When Red Turns Green

When the economy turns and the tide of red ink finally ebbs, the predominant color in a resurgent construction and remodeling market is very likely to be green.

On the commercial side, the U.S. green building market is accelerating at a dramatic rate, says McGraw-Hill Construction’s Green Outlook 2009: Trends Driving Change report, released last November at the Greenbuild Conference. The report notes that the value of green building construction starts was up five-fold from 2005 to 2008 (from $10 billion to $36-$49 billion), and could triple by 2013, reaching $96-$140 billion.

The projected green growth numbers for the residential side are less exact, but it is clear that green-built homes are taking the limelight and likely a surprisingly large share of the coming rebound.

As reported in a January Building Design and Construction ENews, green building consultant Jerry Yudelson, principal of Tucson-based Yudelson Associates, says that green building will continue to grow in spite of the global recession, forecasting 60 percent growth in the green building industry for 2009. "Green homes will come to dominate new home developments in more sections of the U.S., as builders increasingly see green as a source of competitive advantage,” he says. "… more people are going green each year, and there is nothing on the horizon that will stop this trend."

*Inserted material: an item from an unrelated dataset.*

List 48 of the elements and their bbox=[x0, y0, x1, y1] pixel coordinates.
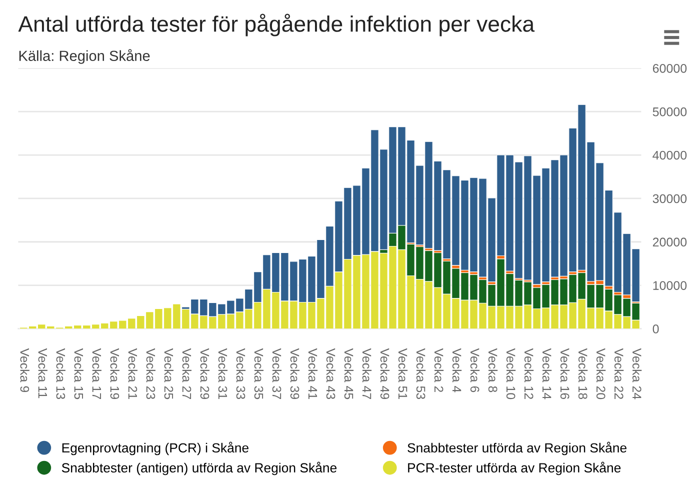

Yudelson also predicts that the focus of green building will begin to switch from new buildings to existing buildings. "The fastest growing LEED rating system in 2008 was the LEED for Existing Buildings program, and I expect this trend to continue in 2009," says Yudelson.

There are other industry developments that are particularly encouraging to green building.

The National Green Building Standard, the first green building rating system to be approved by ANSI, was issued early this year after several years of collaboration between the International Code Council and the National Association of Home Builders. The four green threshold levels–Bronze, Silver, Gold, and Emerald–provide builders with a means to achieve entry-level green building, up to the highest level of sustainable green building that incorporates energy savings of 60 percent or higher.

Also, the latest data is dispelling the notion that green building is more expensive than conventional construction–estimated by some on the order of 10 to 15 percent more. A report from the U.S. Green Building Council has found that building green costs an average of just 2.5 percent more up front. Other studies even argue that there is no premium at all. Moreover, experience is finding that, even if a cost premium exists for building green, the operating savings–owing primarily to energy efficiency–exceed this initial investment over the life of the building by as much as tenfold. A 2003 California study concluded that on average green buildings are 25 to 30 percent more energy efficient than conventional buildings.

As noted above, all of this is nothing new to the fenestration industry in the sense that such energy efficiency–a key objective since the late 1970s–is also a key element of green design. Gas-filled, low-E insulating glazings and advanced framing materials and configurations have substantially reduced the energy impacts of windows. This addresses the basic “kitchen table issue” of saving money on utility bills and remains the primary reason that most consumers buy energy efficient windows–not the more abstract benefits of “greenness,” such as carbon footprints and environmental life-cycle analysis. And, the added cost for including energy-efficient windows and doors in a typical house can quickly be repaid by reducing those bills.

To be sure, fenestration products perform well in regard to other green attributes besides energy efficiency. For example, windows and doors–made from abundant, recycled/recyclable or renewable resources–typically earn green credits for life-cycle impacts. To help establish all of a product's green credentials, AAMA is developing a green certification rating and certification program to help our members’ products complement LEED, GreenGlobes and other nationally-recognized green building programs. This will keep us at the forefront of a rapidly growing market segment that is bucking the trend of bad news.

But we should not be distracted from touting that basic, time-tested benefit of energy efficiency. That alone offers enough green to take us back into the black.